This proposition states that given the functor $\underset{\longleftarrow}{\lim}^1 \colon Ab^{(\mathbb{N}, \geq)} \longrightarrow Ab$ and the short exact sequence $0 \to A_\bullet \to B_\bullet \to C_\bullet \to 0 \;\;\; \in Ab^{(\mathbb{N}, \geq)}$, the following long exact sequence is induced: $$0 \to \underset{\longleftarrow}{\lim}_n A_n \to \underset{\longleftarrow}{\lim}_n B_n \to \underset{\longleftarrow}{\lim}_n C_n \to \underset{\longleftarrow}{\lim}_n^1 A_n \to \underset{\longleftarrow}{\lim}_n^1 B_n \to \underset{\longleftarrow}{\lim}_n^1 C_n \to 0.$$
The proof of this proposition creates a short exact sequence of chain complexes. The long exact sequence is then the long exact sequence of cohomology groups where the $k^{th}$ cohomology groups are trivial for $k \geq 2$.
I now want to consider the long exact sequence induced by the functor $\underset{\longleftarrow}{\lim}^1 \colon Ab^{(\mathbb{N}, \geq)} \longrightarrow Ab$ and the exact sequence $0 \to A_\bullet \to B_\bullet \to C_\bullet \to D_\bullet \to 0 \;\;\; \in Ab^{(\mathbb{N}, \geq)}$.
I think that in this case, we will NOT have an induced sequence of the form: $$0 \to \underset{\longleftarrow}{\lim}_n A_n \to \underset{\longleftarrow}{\lim}_n B_n \to \underset{\longleftarrow}{\lim}_n C_n \to \underset{\longleftarrow}{\lim}_n D_n \to \underset{\longleftarrow}{\lim}_n^1 A_n \to \underset{\longleftarrow}{\lim}_n^1 B_n \to \underset{\longleftarrow}{\lim}_n^1 C_n \to \underset{\longleftarrow}{\lim}_n^1 D_n \to 0.$$
Is that correct? If so, What kind of sequence will be induced instead? (That's my question.) Will there be an induced spectral sequence?

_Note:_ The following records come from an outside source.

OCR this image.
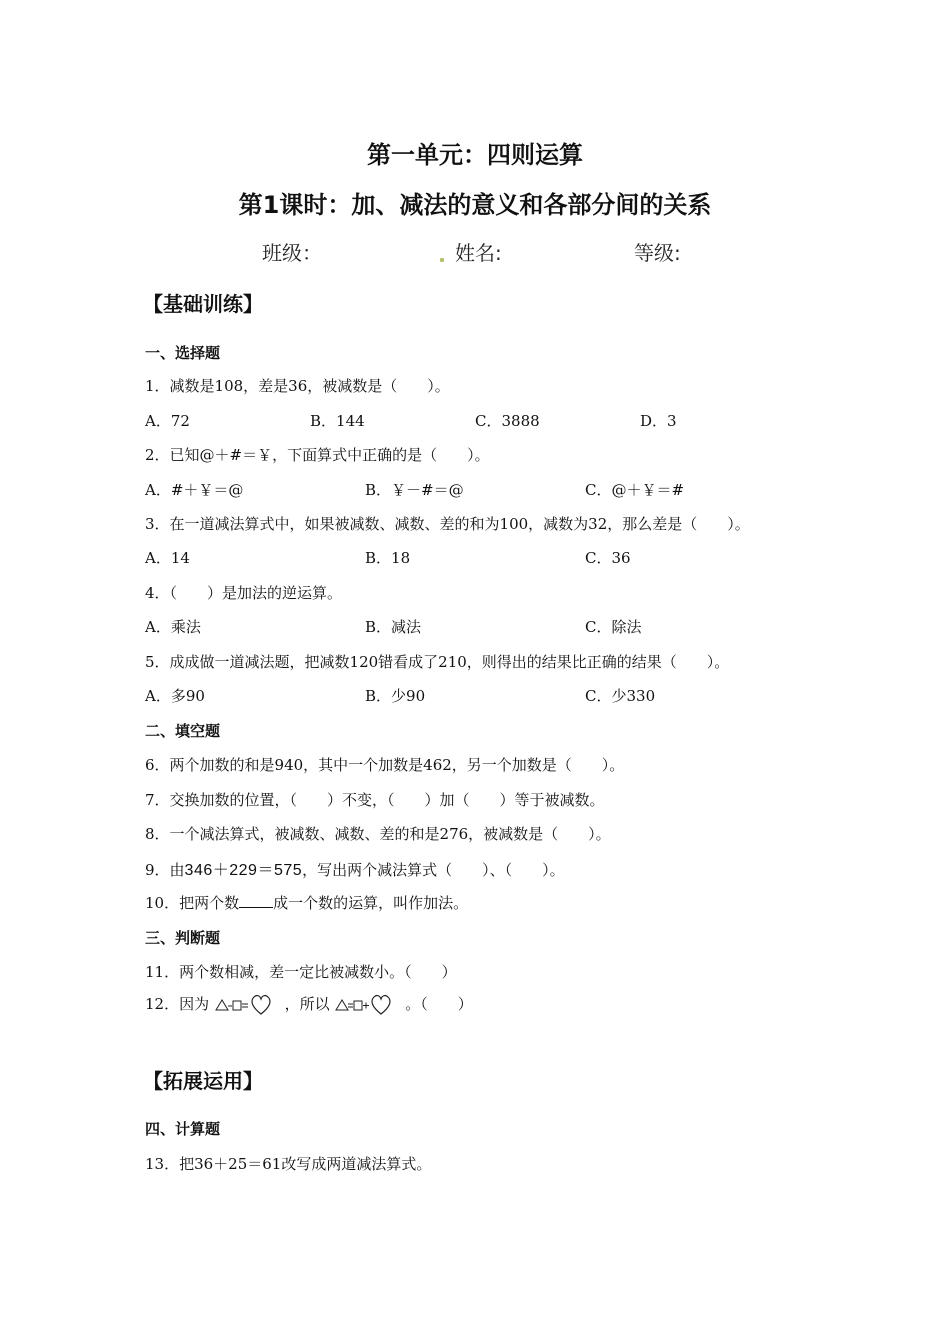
第一单元：四则运算
第1课时：加、减法的意义和各部分间的关系
班级：	姓名:	等级:
【基础训练】
一、选择题
1．减数是108，差是36，被减数是（　　）。
A．72	B．144	C．3888	D．3
2．已知@＋#＝￥，下面算式中正确的是（　　）。
A．#＋￥＝@	B．￥－#＝@	C．@＋￥＝#
3．在一道减法算式中，如果被减数、减数、差的和为100，减数为32，那么差是（　　）。
A．14	B．18	C．36
4．（　　）是加法的逆运算。
A．乘法	B．减法	C．除法
5．成成做一道减法题，把减数120错看成了210，则得出的结果比正确的结果（　　）。
A．多90	B．少90	C．少330
二、填空题
6．两个加数的和是940，其中一个加数是462，另一个加数是（　　）。
7．交换加数的位置，（　　）不变，（　　）加（　　）等于被减数。
8．一个减法算式，被减数、减数、差的和是276，被减数是（　　）。
9．由346＋229＝575，写出两个减法算式（　　）、（　　）。
10．把两个数 成一个数的运算，叫作加法。
三、判断题
11．两个数相减，差一定比被减数小。（　　）
12．因为	，所以	。（　　）
【拓展运用】
四、计算题
13．把36＋25＝61改写成两道减法算式。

I admit that I am not yet familiar with spectral sequences, but the reason I suspect there will be one in the 4-term exact sequence case is because I read that while a long exact sequence of cohomology arises from a short exact sequence, a spectral sequence arises from a 4-term exact sequence.